The following has completed using MATLAB.
I am trying to build a trading algorithm using Deep Q learning. I have just taken a years worth of daily stock prices and am using that as the training set.
My state space is my [money, stock, price]
money
is the amount of cash I have,
stock
is the number of stocks I have, and
price
is the price of the stock at that time step.
The issue I am having is with the actions; looking online, people only have three actions, { buy | sell | hold }
.
My reward function is the difference between the value of portfolio value in the current time step and the previous time step.
But using just three actions, I am unsure how to choose to buy, lets say 67 stocks at the price?
I am using a neural network to approximate the q-values. It has three inputs
[money, stock, price]
and 202 outputs, i.e. I can sell between 0 and 100 number of stock, 0, I can hold the stock, or I can buy 1-100 stock.

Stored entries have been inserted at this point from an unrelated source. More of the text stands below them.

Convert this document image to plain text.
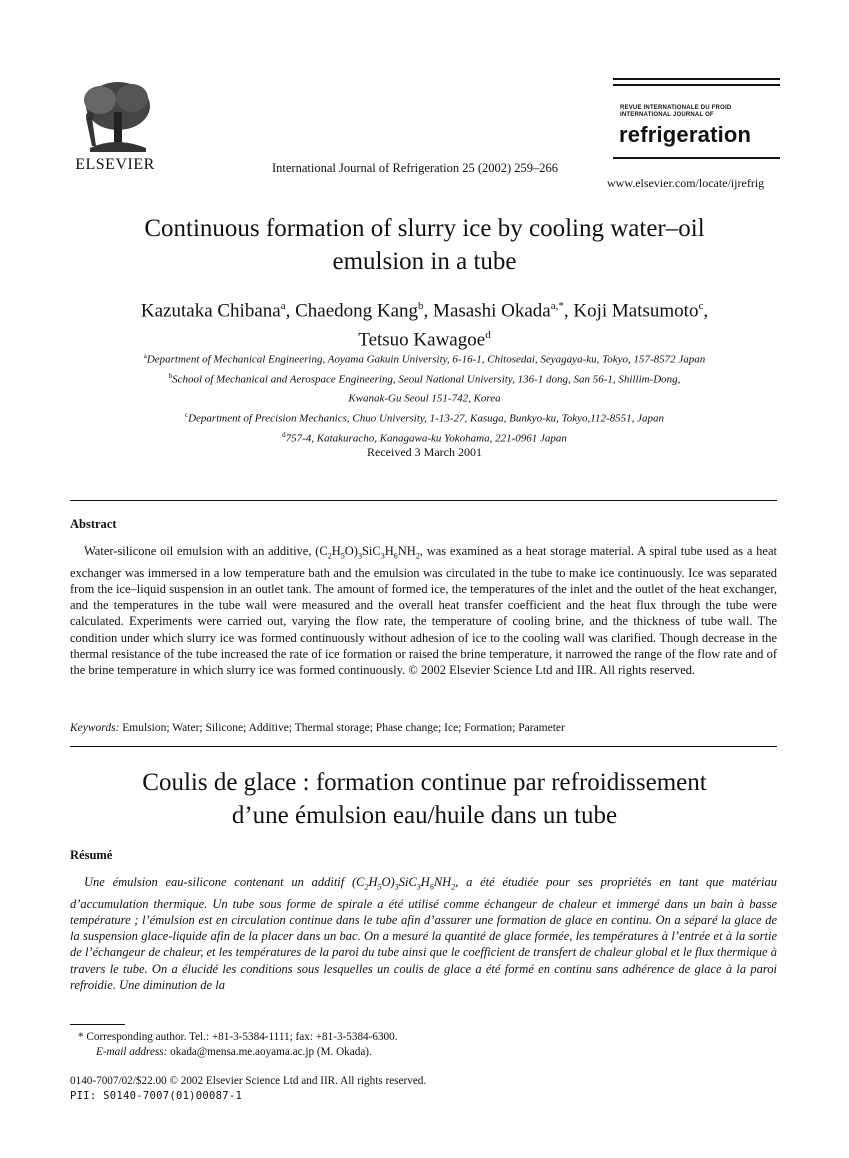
ELSEVIER	International Journal of Refrigeration 25 (2002) 259–266
REVUE INTERNATIONALE DU FROID
INTERNATIONAL JOURNAL OF
refrigeration
www.elsevier.com/locate/ijrefrig
Continuous formation of slurry ice by cooling water–oil
emulsion in a tube
Kazutaka Chibana$^a$, Chaedong Kang$^b$, Masashi Okada$^{a,*}$, Koji Matsumoto$^c$,
Tetsuo Kawagoe$^d$
$^a$Department of Mechanical Engineering, Aoyama Gakuin University, 6-16-1, Chitosedai, Seyagaya-ku, Tokyo, 157-8572 Japan
$^b$School of Mechanical and Aerospace Engineering, Seoul National University, 136-1 dong, San 56-1, Shillim-Dong,
Kwanak-Gu Seoul 151-742, Korea
$^c$Department of Precision Mechanics, Chuo University, 1-13-27, Kasuga, Bunkyo-ku, Tokyo,112-8551, Japan
$^d$757-4, Katakuracho, Kanagawa-ku Yokohama, 221-0961 Japan
Received 3 March 2001
Abstract
Water-silicone oil emulsion with an additive, $(C_2H_5O)_3SiC_3H_6NH_2$, was examined as a heat storage material. A spiral tube used as a heat exchanger was immersed in a low temperature bath and the emulsion was circulated in the tube to make ice continuously. Ice was separated from the ice–liquid suspension in an outlet tank. The amount of formed ice, the temperatures of the inlet and the outlet of the heat exchanger, and the temperatures in the tube wall were measured and the overall heat transfer coefficient and the heat flux through the tube were calculated. Experiments were carried out, varying the flow rate, the temperature of cooling brine, and the thickness of tube wall. The condition under which slurry ice was formed continuously without adhesion of ice to the cooling wall was clarified. Though decrease in the thermal resistance of the tube increased the rate of ice formation or raised the brine temperature, it narrowed the range of the flow rate and of the brine temperature in which slurry ice was formed continuously. © 2002 Elsevier Science Ltd and IIR. All rights reserved.
Keywords: Emulsion; Water; Silicone; Additive; Thermal storage; Phase change; Ice; Formation; Parameter
Coulis de glace : formation continue par refroidissement
d’une émulsion eau/huile dans un tube
Résumé
Une émulsion eau-silicone contenant un additif $(C_2H_5O)_3SiC_3H_6NH_2$, a été étudiée pour ses propriétés en tant que matériau d’accumulation thermique. Un tube sous forme de spirale a été utilisé comme échangeur de chaleur et immergé dans un bain à basse température ; l’émulsion est en circulation continue dans le tube afin d’assurer une formation de glace en continu. On a séparé la glace de la suspension glace-liquide afin de la placer dans un bac. On a mesuré la quantité de glace formée, les températures à l’entrée et à la sortie de l’échangeur de chaleur, et les températures de la paroi du tube ainsi que le coefficient de transfert de chaleur global et le flux thermique à travers le tube. On a élucidé les conditions sous lesquelles un coulis de glace a été formé en continu sans adhérence de glace à la paroi refroidie. Une diminution de la
* Corresponding author. Tel.: +81-3-5384-1111; fax: +81-3-5384-6300.
E-mail address: okada@mensa.me.aoyama.ac.jp (M. Okada).
0140-7007/02/$22.00 © 2002 Elsevier Science Ltd and IIR. All rights reserved.
PII: S0140-7007(01)00087-1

Can anyone shed some light on the how can I reduce this to 3 actions?
My code is :
% p is the stock price
% sp is the stock price at the next time interval
%%%%%%%%%%%%%%%%%%%%%%%%%%%%%%%%%%%%%%%%%%%%%%%%%%%%%%%%%%%%%%%%%%
hidden_layers = 1;
actions = 202;
net = newff( [-1000000 1000000;-1000000 1000000;0 1000;],
[hidden_layers, actions],
{'tansig','purelin'},
'trainlm'
);
net = init( net );
net.trainParam.showWindow = false;
% neural network training parameters -----------------------------------
net.trainParam.lr = 0.01;
net.trainParam.mc = 0.1;
net.trainParam.epochs = 100;
% parameters for q learning --------------------------------------------
epsilon = 0.8;
gamma = 0.95;
max_episodes = 1000;
max_iterations = length( p ) - 1;
reset = false;
inital_money = 1000;
inital_stock = 0;
%These will be where I save the outputs
save_s = zeros( max_iterations, max_episodes );
save_pt = zeros( max_iterations, max_episodes );
save_Q_target = zeros( max_iterations, max_episodes );
save_a = zeros( max_iterations, max_episodes );
% construct the inital state -------------------------------------------
% a = randi( [1 3], 1, 1 );
s = [inital_money;inital_stock;p( 1, 1 )];
% construct initial q matrix -------------------------------------------
Qs = zeros( 1, actions );
Qs_prime = zeros( 1, actions );
for i = 1:max_episodes
for j = 1:max_iterations % max_iterations --------------
Qs = net( s );
%% here we will choose an action based on epsilon-greedy strategy
if ( rand() <= epsilon )
[Qs_value a] = max(Qs);
else
a = randi( [1 202], 1, 1 );
end
a2 = a - 101;
save_a(j,i) = a2;
sp = p( j+1, 1 ) ;
pt = s( 1 ) + s( 2 ) * p( j, 1 );
save_pt(j,i) = pt;
[s_prime,reward] = simulateStock( s, a2, pt, sp );
Qs_prime = net( s_prime );
Q_target = reward + gamma * max( Qs_prime );
save_Q_target(j,i) = Q_target;
Targets = Qs;
Targets( a ) = Q_target;
save_s( j, i ) = s( 1 );
s = s_prime;
end
epsilon = epsilon * 0.99 ;
reset = false;
s = [inital_money;inital_stock;p(1,1)];
end
% ----------------------------------------------------------------------
function[s_prime,reward] = simulateStock( s, a, pt, sp )
money = s(1);
stock = s(2);
price = s(3);
money = money - a * price ;
money = max( money, 0 );
stock = s(2) + a;
stock = max( stock, 0 );
s_prime = [money;stock;sp];
reward = ( money + stock * price ) - pt;
end